Por Tiago Angelo, Conjur – Integrantes do Ministério Público Federal não podem divulgar como notícia institucional informações que estão em segredo de Justiça. Com base nesse entendimento, o Conselho Nacional do Ministério Público aplicou nesta segunda-feira (19/12) a pena de suspensão de 30 dias ao ex-coordenador da “lava jato” do Rio de Janeiro, Eduardo El Hage.
Com a decisão, o procurador ficará impedido de participar por cinco anos de forças-tarefas, grupos especiais ou mesmo de ocupar cargos de confiança no Ministério Público Federal.
Segundo a maior parte do colegiado, houve divulgação de informações em segredo de Justiça. Venceu o voto divergente do conselheiro Daniel Carnio. Ele foi seguido por Rogério Magnus, Rodrigo Badaró, Jayme Oliveira, Oswaldo D’Albuquerque, Otavio Luiz Rodrigues Jr., Rinaldo Reis Lima e Engels Augusto Muniz.
De acordo com Carnio, o MPF do Rio divulgou a notícia sem que houvesse decisão judicial derrubando o sigilo de procedimentos que tramitavam em segredo. Ele também criticou a atuação dos procuradores. Para ele, a “lava jato” publicava denúncias como forma de instrumentalizar a opinião pública e pressionar o Judiciário contra alvos da operação.

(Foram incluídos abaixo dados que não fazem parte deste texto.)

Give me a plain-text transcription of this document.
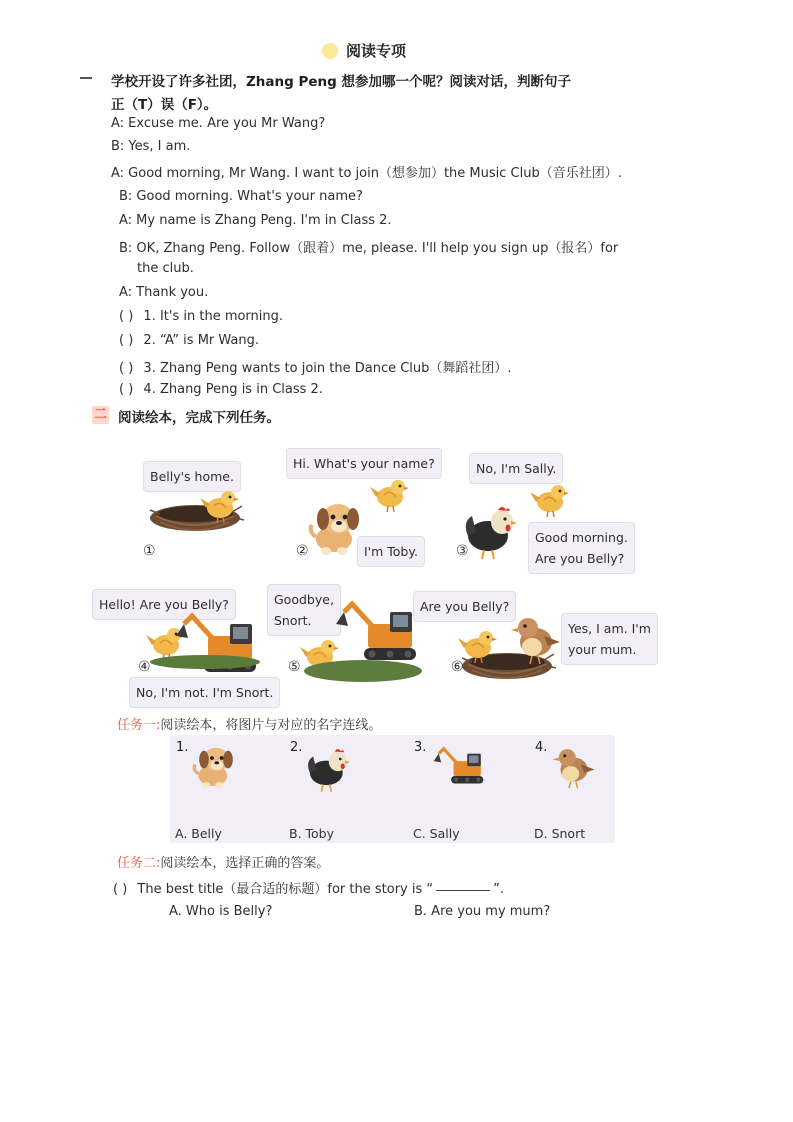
阅读专项
学校开设了许多社团，Zhang Peng 想参加哪一个呢？阅读对话，判断句子
正（T）误（F）。
A: Excuse me. Are you Mr Wang?
B: Yes, I am.
A: Good morning, Mr Wang. I want to join（想参加）the Music Club（音乐社团）.
B: Good morning. What's your name?
A: My name is Zhang Peng. I'm in Class 2.
B: OK, Zhang Peng. Follow（跟着）me, please. I'll help you sign up（报名）for
the club.
A: Thank you.
( ) 1. It's in the morning.
( ) 2. “A” is Mr Wang.
( ) 3. Zhang Peng wants to join the Dance Club（舞蹈社团）.
( ) 4. Zhang Peng is in Class 2.
二 阅读绘本，完成下列任务。
Belly's home.
①
Hi. What's your name?
I'm Toby.
②
No, I'm Sally.
Good morning.
Are you Belly?
③
Hello! Are you Belly?
No, I'm not. I'm Snort.
④
Goodbye,
Snort.
⑤
Are you Belly?
Yes, I am. I'm
your mum.
⑥
任务一:阅读绘本，将图片与对应的名字连线。
1.	2.	3.	4.
A. Belly	B. Toby	C. Sally	D. Snort
任务二:阅读绘本，选择正确的答案。
( ) The best title（最合适的标题）for the story is “	”.
A. Who is Belly?	B. Are you my mum?
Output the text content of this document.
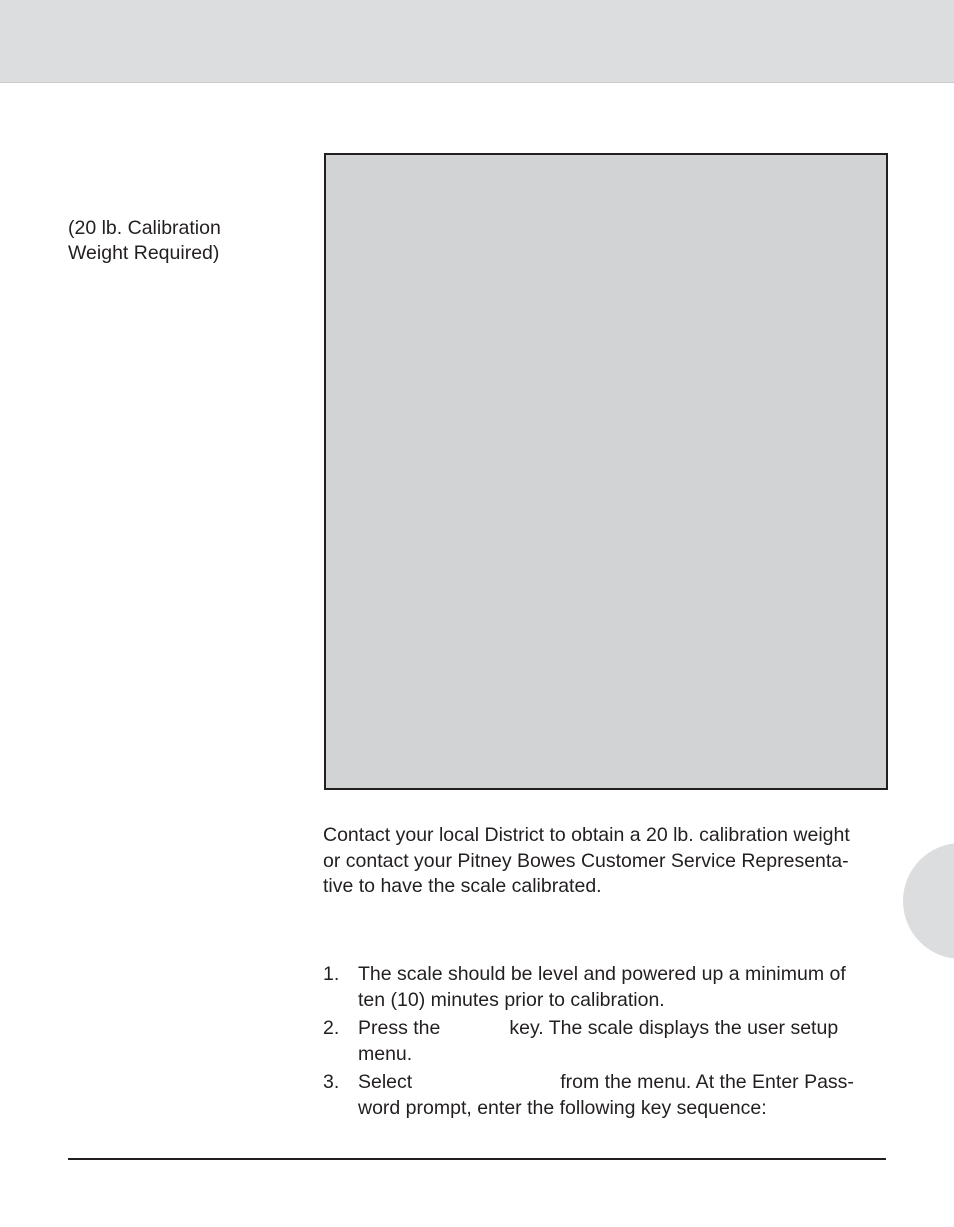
(20 lb. Calibration
Weight Required)
Contact your local District to obtain a 20 lb. calibration weight
or contact your Pitney Bowes Customer Service Representa-
tive to have the scale calibrated.
1. The scale should be level and powered up a minimum of
ten (10) minutes prior to calibration.
2. Press the	key. The scale displays the user setup
menu.
3. Select	from the menu. At the Enter Pass-
word prompt, enter the following key sequence:
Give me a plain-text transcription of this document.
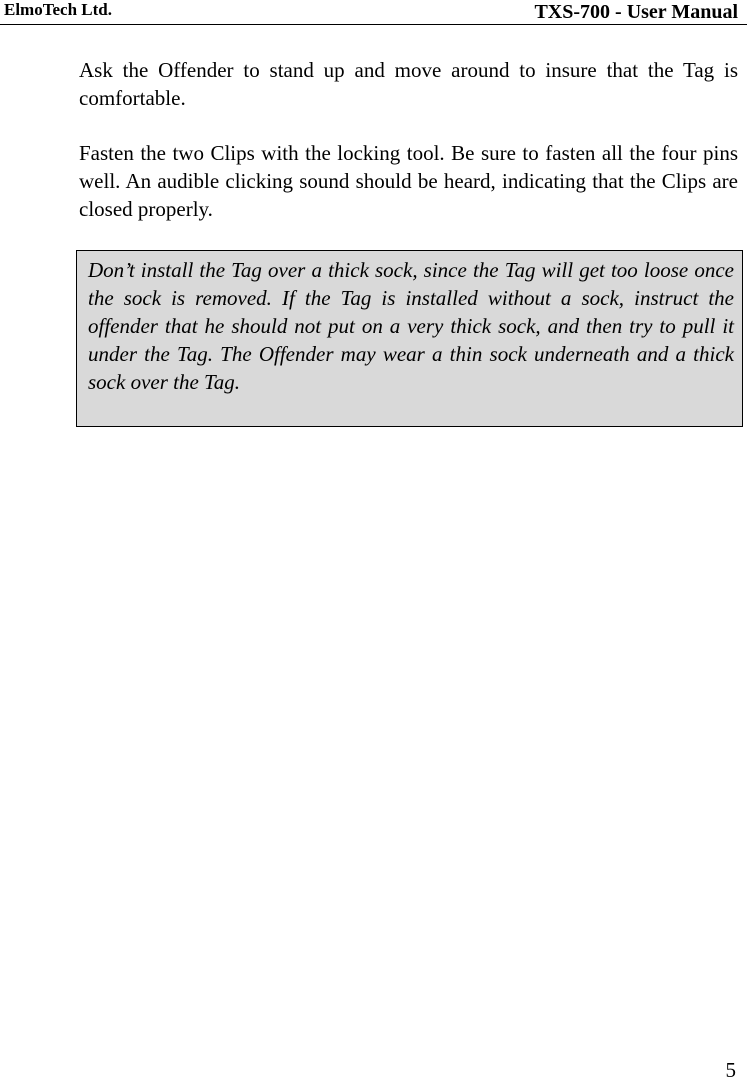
ElmoTech Ltd.	TXS-700 - User Manual

Ask the Offender to stand up and move around to insure that the Tag is comfortable.

Fasten the two Clips with the locking tool. Be sure to fasten all the four pins well. An audible clicking sound should be heard, indicating that the Clips are closed properly.

Don’t install the Tag over a thick sock, since the Tag will get too loose once the sock is removed. If the Tag is installed without a sock, instruct the offender that he should not put on a very thick sock, and then try to pull it under the Tag. The Offender may wear a thin sock underneath and a thick sock over the Tag.

5
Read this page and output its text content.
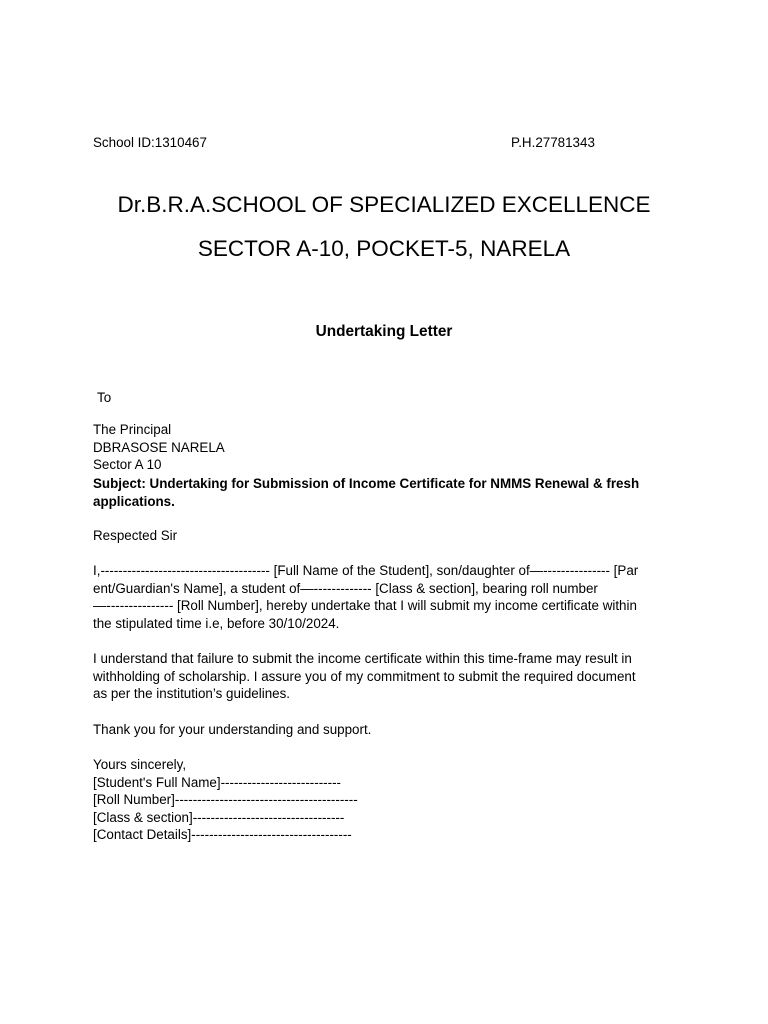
School ID:1310467	P.H.27781343
Dr.B.R.A.SCHOOL OF SPECIALIZED EXCELLENCE
SECTOR A-10, POCKET-5, NARELA
Undertaking Letter
To
The Principal
DBRASOSE NARELA
Sector A 10
Subject: Undertaking for Submission of Income Certificate for NMMS Renewal & fresh
applications.
Respected Sir
I,-------------------------------------- [Full Name of the Student], son/daughter of—--------------- [Par
ent/Guardian's Name], a student of—------------- [Class & section], bearing roll number
—--------------- [Roll Number], hereby undertake that I will submit my income certificate within
the stipulated time i.e, before 30/10/2024.
I understand that failure to submit the income certificate within this time-frame may result in
withholding of scholarship. I assure you of my commitment to submit the required document
as per the institution’s guidelines.
Thank you for your understanding and support.
Yours sincerely,
[Student's Full Name]---------------------------
[Roll Number]-----------------------------------------
[Class & section]----------------------------------
[Contact Details]------------------------------------
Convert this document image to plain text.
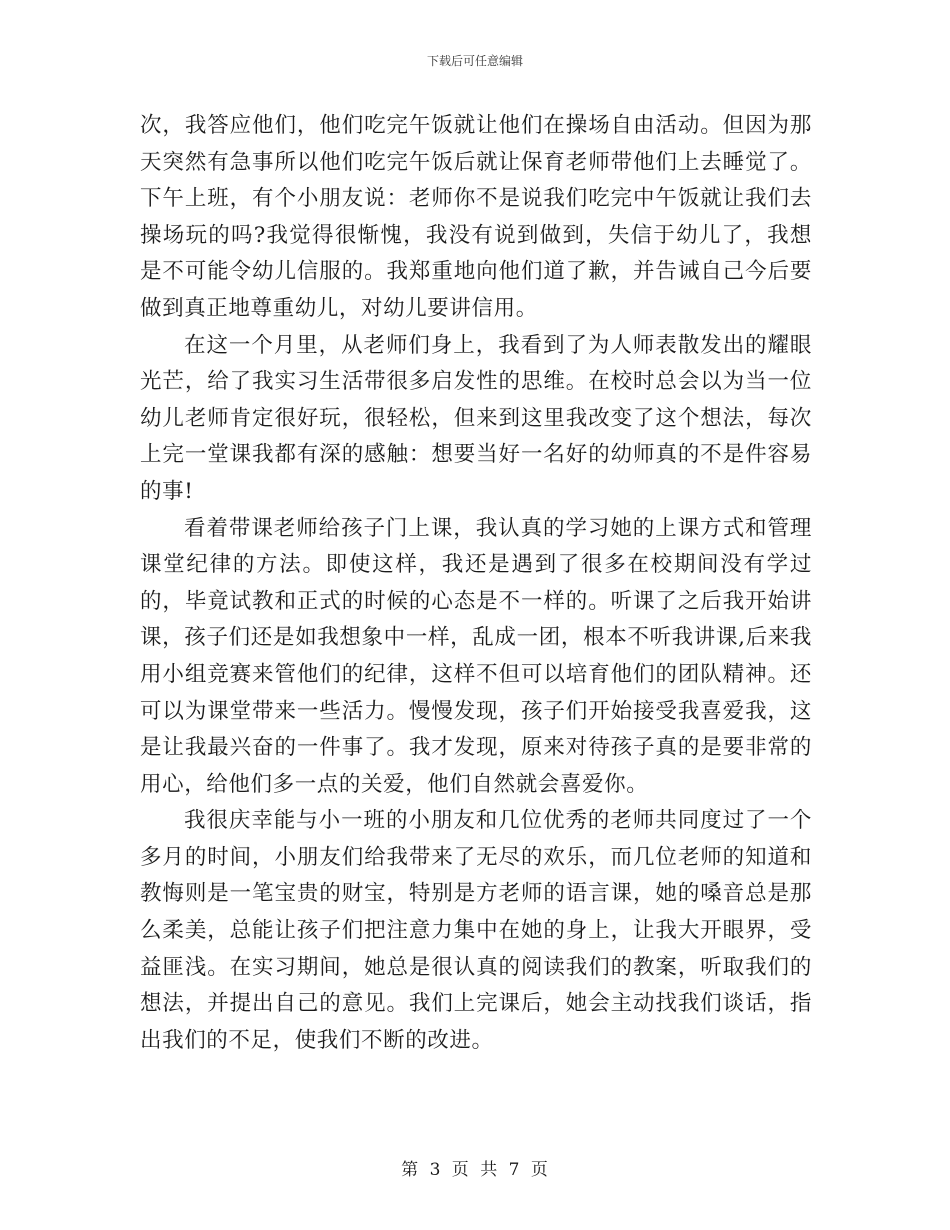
下载后可任意编辑

次，我答应他们，他们吃完午饭就让他们在操场自由活动。但因为那天突然有急事所以他们吃完午饭后就让保育老师带他们上去睡觉了。下午上班，有个小朋友说：老师你不是说我们吃完中午饭就让我们去操场玩的吗?我觉得很惭愧，我没有说到做到，失信于幼儿了，我想是不可能令幼儿信服的。我郑重地向他们道了歉，并告诫自己今后要做到真正地尊重幼儿，对幼儿要讲信用。

在这一个月里，从老师们身上，我看到了为人师表散发出的耀眼光芒，给了我实习生活带很多启发性的思维。在校时总会以为当一位幼儿老师肯定很好玩，很轻松，但来到这里我改变了这个想法，每次上完一堂课我都有深的感触：想要当好一名好的幼师真的不是件容易的事!

看着带课老师给孩子门上课，我认真的学习她的上课方式和管理课堂纪律的方法。即使这样，我还是遇到了很多在校期间没有学过的，毕竟试教和正式的时候的心态是不一样的。听课了之后我开始讲课，孩子们还是如我想象中一样，乱成一团，根本不听我讲课,后来我用小组竞赛来管他们的纪律，这样不但可以培育他们的团队精神。还可以为课堂带来一些活力。慢慢发现，孩子们开始接受我喜爱我，这是让我最兴奋的一件事了。我才发现，原来对待孩子真的是要非常的用心，给他们多一点的关爱，他们自然就会喜爱你。

我很庆幸能与小一班的小朋友和几位优秀的老师共同度过了一个多月的时间，小朋友们给我带来了无尽的欢乐，而几位老师的知道和教悔则是一笔宝贵的财宝，特别是方老师的语言课，她的嗓音总是那么柔美，总能让孩子们把注意力集中在她的身上，让我大开眼界，受益匪浅。在实习期间，她总是很认真的阅读我们的教案，听取我们的想法，并提出自己的意见。我们上完课后，她会主动找我们谈话，指出我们的不足，使我们不断的改进。

第 3 页 共 7 页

“Pelo que pude perceber, essa violação se insere em um contexto que torna a situação mais grave, porque se mostra um padrão em outras forças-tarefas: a divulgação da denúncia antes de qualquer decisão do judiciário como forma de instrumentalizar a opinião pública e pressionar o Poder Judiciário. Essa violação se insere dentro deste contexto. Isso afeta sim a dignidade da função do MP e da Justiça”, disse.
“Por conta da aplicação concreta do princípio da igualdade, penso que devemos excluir a pena de demissão e limitar a todos a pena menor”. Com isso, a pena de demissão foi convertida em suspensão.
Os demais procuradores e a promotora de Sergipe foram absolvidos. O CNMP entendeu que não há evidências de que eles participaram da divulgação da notícia.
“Houve violação de sigilo. As investigações corriam sob sigilo, a denúncia foi originada no bojo dessas investigações. Não cabe ao MP decidir se levanta ou não o sigilo. Houve a divulgação dessa denúncia antes que houvesse qualquer decisão judicial [levantando o sigilo]”, prosseguiu Carnio.
Voto relator
Para o relator do caso, Ângelo Fabiano, não houve a divulgação de informação em segredo. O conselheiro entendeu que a notícia divulgada no site da Procuradoria da República no Rio se restringiu a narrar a denúncia, enquanto estavam em sigilo só as investigações.
Ele, no entanto, votou pela aplicação da pena de censura contra El Hage e Gabriela porque o conteúdo da notícia fazia juízo de valor contra os denunciados e induzia o leitor a entender que os políticos eram culpados antes mesmo de haver qualquer decisão condenatória.
“Os termos incisivos utilizados contribuem para que o leitor comum atribua aos denunciados grau de culpa incompatível com o estágio das apurações. Ademais, verifica-se que o momento escolhido para a divulgação causou toda a confusão, gerando inclusive o entendimento de revelação de assunto sigiloso, que poderia ser evitado sem qualquer prejuízo ao interesse público se os processados tivessem aguardado o recebimento da peça acusatória”, afirmou.
Ele sugeriu que a Procuradoria-Geral da República uniformize em todo o país um modelo de comunicação em que não haja juízo de valor sobre investigados e que não induza o leitor à antecipação de culpa.
O caso
Membros do MP que atuavam na “lava jato” denunciaram os senadores do MDB Romero Jucá, Edison Lobão e seu filho Márcio Lobão, em março de 2016, por supostos crimes na construção da Usina Angra 3. À época, havia medidas cautelares sigilosas em andamento. Porém, após um dia, o site do MPF noticiou o oferecimento e detalhes das denúncias. A Justiça Federal no Rio reforçou o sigilo dos processos poucos dias depois.
Em junho de 2021, a Corregedoria Nacional do Ministério Público propôs a abertura de processo administrativo disciplinar (PAD) contra os envolvidos. Segundo o órgão, os lavajatistas descumpriram o seu dever de sigilo ao fornecer os dados das denúncias à assessoria de imprensa do MPF.
A defesa dos denunciados, feita pelo advogado Fabio Medina Osório, argumenta que a própria investigação dos então senadores estava sob sigilo desde 2017. Já a defesa dos procuradores no processo, a cargo do advogado Saul Tourinho Leal, alega que a juíza do caso afirmou não haver decretação de sigilo.